Le goût de la singularité qui parcourt les musiques populaires contemporaines peut l’expliquer : c’est par écart vis-à-vis des normes toujours évolutives que le chant, par-delà les timbres originaux, se signale à l’attention. Et cette logique semble se communiquer aux paroles de ces chants, au tout qu’ils composent : des textes virtuoses, qui valent à leurs auteurs le statut de « poète » (souvent conféré avec une part d’ambivalence), ou au contraire des textes apparemment simples, voire « mal écrits » du point de vue de la tradition littéraire. Ces deux extrêmes, là-encore, trouvent dans les musiques populaires un lieu où ils sont non seulement tolérés, mais où ils peuvent, grâce à leur relation à la musique, déployer des effets singuliers. Les allitérations complexes de Boby Lapointe, qui finissent par rendre le texte inaudible, l’anaphore insistante de « Salut à toi » dont la voix de Fanfan assure seule les variations signifiantes, la manière dont Camille déforme le composé sens/son de ses paroles, la crudité des textes parfois crachés de Booba jouent chacun de ce que la musique permet de faire au texte et des puissances que seules certaines formes d’écriture peuvent lui faire déployer. On imagine ce que sa forme déclamée a légué un temps à la poésie ; il faut désormais interroger aussi ce que le texte peut faire produire à la déclamation.

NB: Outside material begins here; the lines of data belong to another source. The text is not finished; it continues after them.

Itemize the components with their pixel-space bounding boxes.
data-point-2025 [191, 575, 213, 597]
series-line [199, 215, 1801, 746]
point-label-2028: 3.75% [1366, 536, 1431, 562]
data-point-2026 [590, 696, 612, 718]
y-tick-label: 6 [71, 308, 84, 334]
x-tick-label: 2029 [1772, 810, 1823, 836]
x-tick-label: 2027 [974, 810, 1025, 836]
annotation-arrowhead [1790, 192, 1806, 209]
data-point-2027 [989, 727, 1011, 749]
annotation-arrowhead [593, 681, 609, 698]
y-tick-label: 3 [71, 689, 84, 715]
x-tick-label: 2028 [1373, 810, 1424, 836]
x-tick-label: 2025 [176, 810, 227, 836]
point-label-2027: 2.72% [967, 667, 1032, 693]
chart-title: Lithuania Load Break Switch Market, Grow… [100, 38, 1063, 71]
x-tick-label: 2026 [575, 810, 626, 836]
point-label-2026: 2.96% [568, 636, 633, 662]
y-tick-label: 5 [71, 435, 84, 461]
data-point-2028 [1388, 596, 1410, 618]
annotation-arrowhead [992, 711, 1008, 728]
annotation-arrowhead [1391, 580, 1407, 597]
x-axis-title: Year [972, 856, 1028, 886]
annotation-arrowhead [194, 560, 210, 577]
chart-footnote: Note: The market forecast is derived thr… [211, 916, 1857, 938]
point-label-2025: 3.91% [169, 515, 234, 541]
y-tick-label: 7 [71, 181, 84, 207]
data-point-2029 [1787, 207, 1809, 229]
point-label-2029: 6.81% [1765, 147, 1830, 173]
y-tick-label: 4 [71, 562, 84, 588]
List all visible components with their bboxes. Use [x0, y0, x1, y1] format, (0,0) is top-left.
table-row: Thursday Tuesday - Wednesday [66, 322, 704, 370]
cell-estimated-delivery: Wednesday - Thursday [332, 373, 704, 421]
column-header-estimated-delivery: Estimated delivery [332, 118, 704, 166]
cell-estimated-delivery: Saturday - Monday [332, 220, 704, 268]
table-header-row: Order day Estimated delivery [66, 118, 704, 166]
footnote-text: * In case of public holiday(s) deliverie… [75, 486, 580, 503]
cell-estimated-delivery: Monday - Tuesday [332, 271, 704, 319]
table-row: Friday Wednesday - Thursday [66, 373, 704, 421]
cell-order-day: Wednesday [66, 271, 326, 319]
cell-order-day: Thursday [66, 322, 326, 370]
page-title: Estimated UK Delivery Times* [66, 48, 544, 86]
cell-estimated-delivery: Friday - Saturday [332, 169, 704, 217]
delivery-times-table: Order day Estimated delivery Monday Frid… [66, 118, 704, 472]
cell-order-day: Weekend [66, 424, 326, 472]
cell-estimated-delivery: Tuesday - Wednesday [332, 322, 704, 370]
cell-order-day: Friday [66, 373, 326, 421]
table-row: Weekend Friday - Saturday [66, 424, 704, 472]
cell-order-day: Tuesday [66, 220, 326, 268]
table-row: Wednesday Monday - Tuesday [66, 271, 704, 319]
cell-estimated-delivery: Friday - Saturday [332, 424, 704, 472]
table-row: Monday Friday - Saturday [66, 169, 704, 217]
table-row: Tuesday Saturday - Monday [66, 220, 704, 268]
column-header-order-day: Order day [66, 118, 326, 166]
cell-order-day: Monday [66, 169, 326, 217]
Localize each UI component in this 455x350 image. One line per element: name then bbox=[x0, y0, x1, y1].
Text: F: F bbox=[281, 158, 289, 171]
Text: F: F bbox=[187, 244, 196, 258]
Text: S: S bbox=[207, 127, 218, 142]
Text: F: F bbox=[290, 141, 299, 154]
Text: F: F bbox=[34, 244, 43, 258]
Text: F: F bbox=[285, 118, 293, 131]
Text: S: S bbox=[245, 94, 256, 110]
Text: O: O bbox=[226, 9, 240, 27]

Car on ne peut renvoyer sans examen les textes des musiques populaires contemporaines à l’amateurisme ou à l’improvisation, ni à la valorisation de prouesses d’écriture, qui peut aisément se retourner en soupçon de vacuité ; pas davantage ne suffit-il de pointer la simplicité ou les effets grandiloquents que requerrait la diffusion (potentiellement) massive des musiques populaires. Matthieu Chedid avouait récemment que l’ajout d’un vers (« la haine, je la jette ») au texte qu’Andrée Chedid avait écrit pour lui, « Je dis aime », était sans doute le moins poétique, mais le plus musical, indiquant une différence de régimes et de formes d’excellence qu’il s’agira dans ces séances d’élucider.